Tuesday, April 15, 2008

Big/small database block and indexes

There is a lot of myths about big and small database blocks for indexes.
From 9i there is a possibility to create tablespaces with different block size. A lot of people
think that there a solution for speed up a indexes. It was my assumption too, but I decided to
make some research on that. You can find my results and some remarks below.

Test nr 1.

Table definition


There are 89999997 rows in this table,
and column A has 914174 different values.

I've wrote a piece of PL/SQL script which was looking
for random A value and then fetch all rows with this value
in loop. Time of looking for value and fetching all rows for it was
measured by timestamp variable in PL/SQL and then reported
to standard output. This script was executed in 'dry run' mode
2 times after database shutdown and then it was run in measured mode.
This same scenario was performed 12 times - 6 times for 8 kB block and
6 times for 16 kB.


i int;
c int;
v_begin timestamp(9);
v_end timestamp(9);


for w in 1..1000 loop
v_begin := SYSTIMESTAMP;
for r in (select A, B, DUR from test where A = (select lpad(trunc(dbms_random.value(0,1000000)),18,'0') from dual)) loop
end loop;
v_interval := v_end - v_begin;
if (c<>0) then
dbms_output.put_line(to_char(v_interval) || ' ' || c);
end if;
end loop;

Here are results:

So as you can see response time is almost the same and none of block size
is a winner.

When I made some more depth investigation, I found out that main SQL statement
is using index range scan to find rowid of block in table. In raw trace files,
I have found, as expected "db file sequential read" so Oracle was using single block
read to access a index and also single block read was used to access the table.
If database block size if below max IO request size it will be always executed in one step.

Here is example result from tkprof:

8 kB database block

16 kB database block

As you can see both execution of SQL has this same execution plan. But in case of 8 kB block SQL had better response time, then in case of 16 kB. There are one difference in executing both scenario - in 16 kB block there was several "
db file scattered read" events which means that there was multi blocks operations. In raw trace file I have found that each multi blocks operations were only 2 or 3 blocks read.

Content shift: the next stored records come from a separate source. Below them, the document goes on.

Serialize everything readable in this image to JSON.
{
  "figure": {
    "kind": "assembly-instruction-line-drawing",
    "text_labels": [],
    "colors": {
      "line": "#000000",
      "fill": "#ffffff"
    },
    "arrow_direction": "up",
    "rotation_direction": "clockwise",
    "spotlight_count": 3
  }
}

Another side effects, related to block size change are changes in SQL cost.
CBO is calculating index cost using leaf block number and clustering factor.
In case of 16 kB index tablespace, where will be less leaf blocks but clustering factor could be bigger then in 8 kB index tablespace.

Here are results from my example:

8 kB - cost 106

Leaf Blocks - 411768
Custering Factor - 86883030

16 kB

Leaf Blocks - 211117
Custering Factor - 90356662

There are all my findings. I'm waiting for any comments and remarks.

Update - 11.05.2008

With 4 kB blocks performance is even worse. I will update all the pictures soon.


Jakub Wartak said...

Maybe sick idea, but have you tried measuring with index tablespace at 4kB ?

What OS? What DB version? What FS ?

If it is Linux have you tried:
1) to tune /sys/block/*/queue/{max_sectors_kb, scheduler==deadline, nr_requests, read_ahead_kb}
2) if using ext3 what is block size? Are you enforcing noatime?
3) disablng NCQ if using SATA? (echo 1 > /sys/block/$DEV/device/queue_depth)

Do you have DirectIO turned on?

Pioro said...


No I never tried it on 4 kB, but I'm planning to.
My platform is Linux CentOS 4,
Oracle and ext3.

Is your Linux setup speed up
a big block read time ?

I've performed both test on this same OS settings - only one difference was database block size in tablespace .

Jonathan Lewis said...

I know it's nearly 9 months late, but here are a few thoughts:

According to your figures, there are roughly 100 rows per key value - but the trace files show an average of 21 rows per execution. This suggests a large variation in number of values per key,including lots of sample values where there were no rows. This could lead to cases where the difference in the actual data selected was more important than the difference in block size. If you started your test with a call to dbms_random.seed(0) then you could guarantee that your "random" queries ran through the same sequence of values for the 8KB and 16KB tests.

It is interesting to note in the tkprof outputs that most of the time recorded is against the table block reads (7 or 8 seconds for indexes, an increment of 115 to 120 seconds on the table). Even though your results are inconclusive, they do highlight an important aspect of the "big blocks for indexes" argument - in cases like yours, most of the work is in the table, trying to optimise the index is not the significant target.

The appearance of the db file scattered reads in the 16KB test sounds like Oracle's ability to do pre-fetching (i.e. picking up multiple blocks in anticipation of their need). This could be table blocks acquired by examining the leaf blocks of indexes, or leaf blocks based on the values in branch blocks. The CKPT process controls this run-time feature based on "previous success". It would be quite interesting to analyze how many of your "db file scattered read" requests were against the index and how many against the table. (I would guess that they were all against the table, given the description of the data setup).